Influence of chelating ligands on bioavailability and mobility of iron in plant growth media and their effect on radish growth

In this study, the effects of chelating ligands on iron movement in growth medium, iron bioavailability, and growth of radish sprouts (Raphanus sativus) were investigated. Iron is an important nutrient for plant growth, yet the insoluble state of iron hydroxides in alkaline conditions decreases its bioavailability. Iron chelates increase iron uptake and have been used in agriculture to correct iron chlorosis. While previous studies have reported the effects of chelating ligands on iron solubility and bioavailability, the present study elucidates the pattern of iron movement by chelating ligands in plant growth medium. The apparent mobility of iron in growth medium was calculated using a ‘4-box’ model.
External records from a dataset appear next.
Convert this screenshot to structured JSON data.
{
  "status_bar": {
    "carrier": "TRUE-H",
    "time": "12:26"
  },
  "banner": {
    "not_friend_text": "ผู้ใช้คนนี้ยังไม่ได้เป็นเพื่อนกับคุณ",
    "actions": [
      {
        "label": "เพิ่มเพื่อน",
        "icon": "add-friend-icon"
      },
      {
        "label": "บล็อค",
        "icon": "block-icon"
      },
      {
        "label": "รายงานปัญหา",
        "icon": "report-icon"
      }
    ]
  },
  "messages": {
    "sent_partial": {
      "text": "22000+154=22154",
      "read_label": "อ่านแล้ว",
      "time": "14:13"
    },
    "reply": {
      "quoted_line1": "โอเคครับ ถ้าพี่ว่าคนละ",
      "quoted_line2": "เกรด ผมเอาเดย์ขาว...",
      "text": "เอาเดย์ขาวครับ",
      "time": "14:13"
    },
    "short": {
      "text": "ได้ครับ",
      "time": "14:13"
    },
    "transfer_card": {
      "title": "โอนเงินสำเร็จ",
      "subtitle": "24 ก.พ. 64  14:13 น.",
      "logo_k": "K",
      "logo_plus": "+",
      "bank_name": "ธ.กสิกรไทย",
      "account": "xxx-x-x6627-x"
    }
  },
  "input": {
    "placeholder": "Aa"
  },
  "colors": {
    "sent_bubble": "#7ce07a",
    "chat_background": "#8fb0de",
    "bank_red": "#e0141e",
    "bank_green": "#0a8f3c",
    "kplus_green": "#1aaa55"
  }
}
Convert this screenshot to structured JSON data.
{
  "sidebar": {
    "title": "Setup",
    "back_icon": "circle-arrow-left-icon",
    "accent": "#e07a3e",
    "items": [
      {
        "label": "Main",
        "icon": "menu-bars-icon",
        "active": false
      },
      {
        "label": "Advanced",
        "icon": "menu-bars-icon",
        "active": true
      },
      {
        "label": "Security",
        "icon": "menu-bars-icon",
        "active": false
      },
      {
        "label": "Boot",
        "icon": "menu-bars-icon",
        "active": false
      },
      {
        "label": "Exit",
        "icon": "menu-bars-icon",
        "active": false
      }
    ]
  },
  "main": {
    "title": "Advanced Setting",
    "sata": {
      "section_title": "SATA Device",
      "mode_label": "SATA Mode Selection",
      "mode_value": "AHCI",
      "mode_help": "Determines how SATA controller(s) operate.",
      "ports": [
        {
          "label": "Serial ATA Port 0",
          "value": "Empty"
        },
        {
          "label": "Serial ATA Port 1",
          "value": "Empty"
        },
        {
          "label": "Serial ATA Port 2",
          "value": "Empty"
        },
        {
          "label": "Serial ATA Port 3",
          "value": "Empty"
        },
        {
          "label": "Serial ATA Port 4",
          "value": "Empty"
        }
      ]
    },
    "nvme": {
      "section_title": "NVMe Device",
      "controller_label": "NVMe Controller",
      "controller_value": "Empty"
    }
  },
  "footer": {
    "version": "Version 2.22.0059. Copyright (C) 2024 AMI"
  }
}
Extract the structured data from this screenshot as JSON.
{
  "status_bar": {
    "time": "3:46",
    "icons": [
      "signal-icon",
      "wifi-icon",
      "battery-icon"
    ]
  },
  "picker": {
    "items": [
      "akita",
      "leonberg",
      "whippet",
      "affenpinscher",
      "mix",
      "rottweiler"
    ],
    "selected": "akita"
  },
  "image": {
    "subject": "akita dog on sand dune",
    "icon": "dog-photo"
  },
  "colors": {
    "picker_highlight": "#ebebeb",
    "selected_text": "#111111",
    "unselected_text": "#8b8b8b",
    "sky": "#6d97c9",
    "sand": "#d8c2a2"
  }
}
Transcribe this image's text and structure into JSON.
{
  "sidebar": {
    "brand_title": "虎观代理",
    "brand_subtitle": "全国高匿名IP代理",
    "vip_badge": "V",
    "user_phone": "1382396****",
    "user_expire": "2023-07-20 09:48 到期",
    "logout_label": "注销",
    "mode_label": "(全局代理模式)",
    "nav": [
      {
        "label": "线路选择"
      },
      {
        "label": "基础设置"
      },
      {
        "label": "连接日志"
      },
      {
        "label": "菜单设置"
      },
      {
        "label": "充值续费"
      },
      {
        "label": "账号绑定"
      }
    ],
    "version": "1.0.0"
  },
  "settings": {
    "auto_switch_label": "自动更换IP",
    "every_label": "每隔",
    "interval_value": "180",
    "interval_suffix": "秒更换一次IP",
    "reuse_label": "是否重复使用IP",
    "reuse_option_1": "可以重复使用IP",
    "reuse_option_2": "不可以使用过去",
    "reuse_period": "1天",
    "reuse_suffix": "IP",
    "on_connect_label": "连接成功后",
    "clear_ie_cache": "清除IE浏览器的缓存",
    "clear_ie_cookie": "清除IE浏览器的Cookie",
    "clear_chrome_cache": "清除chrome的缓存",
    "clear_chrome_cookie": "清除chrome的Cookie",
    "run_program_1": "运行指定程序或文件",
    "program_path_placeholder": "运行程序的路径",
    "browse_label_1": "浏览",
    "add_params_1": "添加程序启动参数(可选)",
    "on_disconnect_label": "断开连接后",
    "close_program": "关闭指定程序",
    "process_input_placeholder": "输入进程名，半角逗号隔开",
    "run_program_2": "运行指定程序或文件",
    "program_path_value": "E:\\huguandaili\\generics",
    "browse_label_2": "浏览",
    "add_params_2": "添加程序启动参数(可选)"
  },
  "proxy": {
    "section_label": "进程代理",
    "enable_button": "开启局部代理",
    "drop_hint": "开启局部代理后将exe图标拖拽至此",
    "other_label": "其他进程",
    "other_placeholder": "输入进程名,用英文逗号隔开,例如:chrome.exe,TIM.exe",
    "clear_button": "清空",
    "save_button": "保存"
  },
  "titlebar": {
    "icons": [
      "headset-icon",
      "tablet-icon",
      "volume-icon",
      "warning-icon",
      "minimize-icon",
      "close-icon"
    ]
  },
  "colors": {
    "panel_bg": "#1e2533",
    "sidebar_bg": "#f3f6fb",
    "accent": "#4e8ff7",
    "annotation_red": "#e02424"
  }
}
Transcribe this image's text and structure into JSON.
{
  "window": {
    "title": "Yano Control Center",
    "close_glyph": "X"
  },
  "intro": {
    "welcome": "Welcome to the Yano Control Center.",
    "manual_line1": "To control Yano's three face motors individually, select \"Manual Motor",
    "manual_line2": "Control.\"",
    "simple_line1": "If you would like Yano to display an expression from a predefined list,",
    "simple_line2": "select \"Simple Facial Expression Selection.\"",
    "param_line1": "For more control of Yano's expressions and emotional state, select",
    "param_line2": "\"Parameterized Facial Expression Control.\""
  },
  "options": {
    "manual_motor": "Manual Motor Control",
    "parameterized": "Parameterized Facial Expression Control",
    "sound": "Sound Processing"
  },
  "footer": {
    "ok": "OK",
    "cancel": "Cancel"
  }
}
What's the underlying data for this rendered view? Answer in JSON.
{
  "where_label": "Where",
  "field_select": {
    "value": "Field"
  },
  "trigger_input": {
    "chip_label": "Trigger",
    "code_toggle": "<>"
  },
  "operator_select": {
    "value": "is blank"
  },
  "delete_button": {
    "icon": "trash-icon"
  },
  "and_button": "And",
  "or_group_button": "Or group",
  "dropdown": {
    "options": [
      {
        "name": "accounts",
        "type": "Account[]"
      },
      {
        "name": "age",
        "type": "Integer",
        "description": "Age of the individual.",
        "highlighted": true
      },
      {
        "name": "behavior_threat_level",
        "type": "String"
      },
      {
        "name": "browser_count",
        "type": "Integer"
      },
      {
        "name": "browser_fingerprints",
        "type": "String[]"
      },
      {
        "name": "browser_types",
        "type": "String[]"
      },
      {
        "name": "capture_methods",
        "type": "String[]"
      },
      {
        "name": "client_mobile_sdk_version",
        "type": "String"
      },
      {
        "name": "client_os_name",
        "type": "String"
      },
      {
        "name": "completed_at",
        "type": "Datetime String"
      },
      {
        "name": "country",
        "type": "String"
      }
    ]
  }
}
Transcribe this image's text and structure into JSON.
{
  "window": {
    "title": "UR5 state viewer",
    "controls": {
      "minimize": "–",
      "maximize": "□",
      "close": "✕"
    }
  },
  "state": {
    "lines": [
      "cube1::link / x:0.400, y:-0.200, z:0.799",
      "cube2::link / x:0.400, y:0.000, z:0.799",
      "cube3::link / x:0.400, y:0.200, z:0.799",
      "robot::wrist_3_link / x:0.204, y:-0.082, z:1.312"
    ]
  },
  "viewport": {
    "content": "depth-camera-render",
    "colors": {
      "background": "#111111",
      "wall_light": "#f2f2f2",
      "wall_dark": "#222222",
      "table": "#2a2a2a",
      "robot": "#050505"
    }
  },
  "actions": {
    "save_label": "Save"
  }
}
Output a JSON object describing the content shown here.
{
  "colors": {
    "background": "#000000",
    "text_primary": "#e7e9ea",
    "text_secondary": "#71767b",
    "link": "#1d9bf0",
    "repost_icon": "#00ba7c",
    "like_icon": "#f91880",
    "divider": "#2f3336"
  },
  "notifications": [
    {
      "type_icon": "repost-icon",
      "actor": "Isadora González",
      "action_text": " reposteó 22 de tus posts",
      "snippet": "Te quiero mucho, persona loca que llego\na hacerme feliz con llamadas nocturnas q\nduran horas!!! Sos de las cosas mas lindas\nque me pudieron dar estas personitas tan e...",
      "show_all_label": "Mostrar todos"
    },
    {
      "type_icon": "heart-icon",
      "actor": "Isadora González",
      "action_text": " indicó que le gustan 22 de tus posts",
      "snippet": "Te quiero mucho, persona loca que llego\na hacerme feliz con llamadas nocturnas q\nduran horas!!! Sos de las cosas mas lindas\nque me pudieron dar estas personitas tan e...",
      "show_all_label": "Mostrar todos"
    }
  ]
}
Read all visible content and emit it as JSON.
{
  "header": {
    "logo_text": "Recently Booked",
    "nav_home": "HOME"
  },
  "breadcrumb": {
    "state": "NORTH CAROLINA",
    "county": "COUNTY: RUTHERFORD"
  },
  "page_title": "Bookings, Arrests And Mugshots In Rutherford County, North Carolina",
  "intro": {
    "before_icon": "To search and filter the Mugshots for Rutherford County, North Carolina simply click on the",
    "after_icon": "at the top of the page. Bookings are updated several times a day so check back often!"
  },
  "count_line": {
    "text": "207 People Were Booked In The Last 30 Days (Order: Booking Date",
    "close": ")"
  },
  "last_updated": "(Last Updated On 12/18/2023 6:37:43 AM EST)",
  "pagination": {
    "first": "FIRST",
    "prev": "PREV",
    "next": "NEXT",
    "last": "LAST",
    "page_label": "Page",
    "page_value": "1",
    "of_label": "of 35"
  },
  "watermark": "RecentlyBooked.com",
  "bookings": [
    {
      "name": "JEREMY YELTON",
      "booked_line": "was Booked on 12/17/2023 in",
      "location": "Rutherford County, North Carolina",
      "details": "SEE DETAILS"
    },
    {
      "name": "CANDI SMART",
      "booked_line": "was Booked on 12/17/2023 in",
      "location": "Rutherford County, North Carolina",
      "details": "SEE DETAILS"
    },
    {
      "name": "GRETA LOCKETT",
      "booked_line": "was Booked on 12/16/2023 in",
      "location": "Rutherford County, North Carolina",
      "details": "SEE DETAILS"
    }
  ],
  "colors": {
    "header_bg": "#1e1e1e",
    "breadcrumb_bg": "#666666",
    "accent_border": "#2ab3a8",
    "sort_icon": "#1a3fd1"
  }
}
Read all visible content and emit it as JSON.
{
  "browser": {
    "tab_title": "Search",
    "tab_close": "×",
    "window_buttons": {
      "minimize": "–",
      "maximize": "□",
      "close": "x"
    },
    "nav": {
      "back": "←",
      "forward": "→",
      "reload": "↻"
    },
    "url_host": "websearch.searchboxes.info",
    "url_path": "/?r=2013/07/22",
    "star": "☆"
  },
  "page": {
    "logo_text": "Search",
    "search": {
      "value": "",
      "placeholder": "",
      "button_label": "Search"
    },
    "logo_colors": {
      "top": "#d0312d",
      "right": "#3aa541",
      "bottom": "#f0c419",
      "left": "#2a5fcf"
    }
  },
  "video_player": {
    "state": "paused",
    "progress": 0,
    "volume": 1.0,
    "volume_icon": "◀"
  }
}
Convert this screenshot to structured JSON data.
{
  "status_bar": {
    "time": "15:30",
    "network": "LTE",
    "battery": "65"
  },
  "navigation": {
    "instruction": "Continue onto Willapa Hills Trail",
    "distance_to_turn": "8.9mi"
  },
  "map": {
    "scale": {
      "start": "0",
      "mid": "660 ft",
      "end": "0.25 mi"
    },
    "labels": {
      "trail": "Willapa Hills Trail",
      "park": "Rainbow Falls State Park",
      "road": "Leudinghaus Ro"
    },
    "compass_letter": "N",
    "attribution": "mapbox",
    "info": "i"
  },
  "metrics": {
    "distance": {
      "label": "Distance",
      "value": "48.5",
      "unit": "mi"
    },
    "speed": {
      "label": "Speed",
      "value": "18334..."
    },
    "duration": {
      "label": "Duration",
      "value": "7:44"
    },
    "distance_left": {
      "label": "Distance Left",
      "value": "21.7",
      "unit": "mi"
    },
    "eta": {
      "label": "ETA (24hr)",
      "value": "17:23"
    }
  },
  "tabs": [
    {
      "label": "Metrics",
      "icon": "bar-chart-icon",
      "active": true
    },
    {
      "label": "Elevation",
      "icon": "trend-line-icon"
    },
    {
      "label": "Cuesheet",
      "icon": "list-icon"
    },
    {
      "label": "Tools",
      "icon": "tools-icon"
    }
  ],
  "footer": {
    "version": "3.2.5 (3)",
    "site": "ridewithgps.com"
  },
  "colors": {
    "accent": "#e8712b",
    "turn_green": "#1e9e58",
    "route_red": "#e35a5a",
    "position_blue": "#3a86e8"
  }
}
Ethylenediaminedisuccinic acid (EDDS) and hydroxy-iminodisuccinic acid (HIDS) produced the highest apparent mobility of iron from the bottom layer of the medium (initially 10−4 M Fe(III)) to the upper layer (no iron), followed by glutamatediacetic acid (GLDA), ethylenediaminetetraacetic acid (EDTA), methylglycinediacetic acid (MGDA), and iminodisuccinic acid (IDS). Iron movement in the growth medium was influenced by the chelating ligand species, pH, and ligand exposure time. The iron uptake and growth of radish sprouts were related to the iron mobility produced by the chelating ligands. These results suggest that, in alkaline media, chelating ligands dissolve the hardly soluble iron hydroxide species, thus increasing iron mobility, iron uptake, and plant growth. HIDS, which is biodegradable, was one of the most effective ligands studied; therefore, this compound would be a good alternative to other environmentally persistent chelating ligands.

Research highlights
► The Fe concentration in the tissues of the radish sprouts was dependant on the chelating ligands.
► HIDS better performed in the increase of Fe movement and bioavailability in the rhizosphere.
► HIDS would be a good alternative to EDTA and other less biodegradable chelating ligands.
► A ‘4-box’ model was established to calculate the apparent coefficient of Fe movement in the growth medium.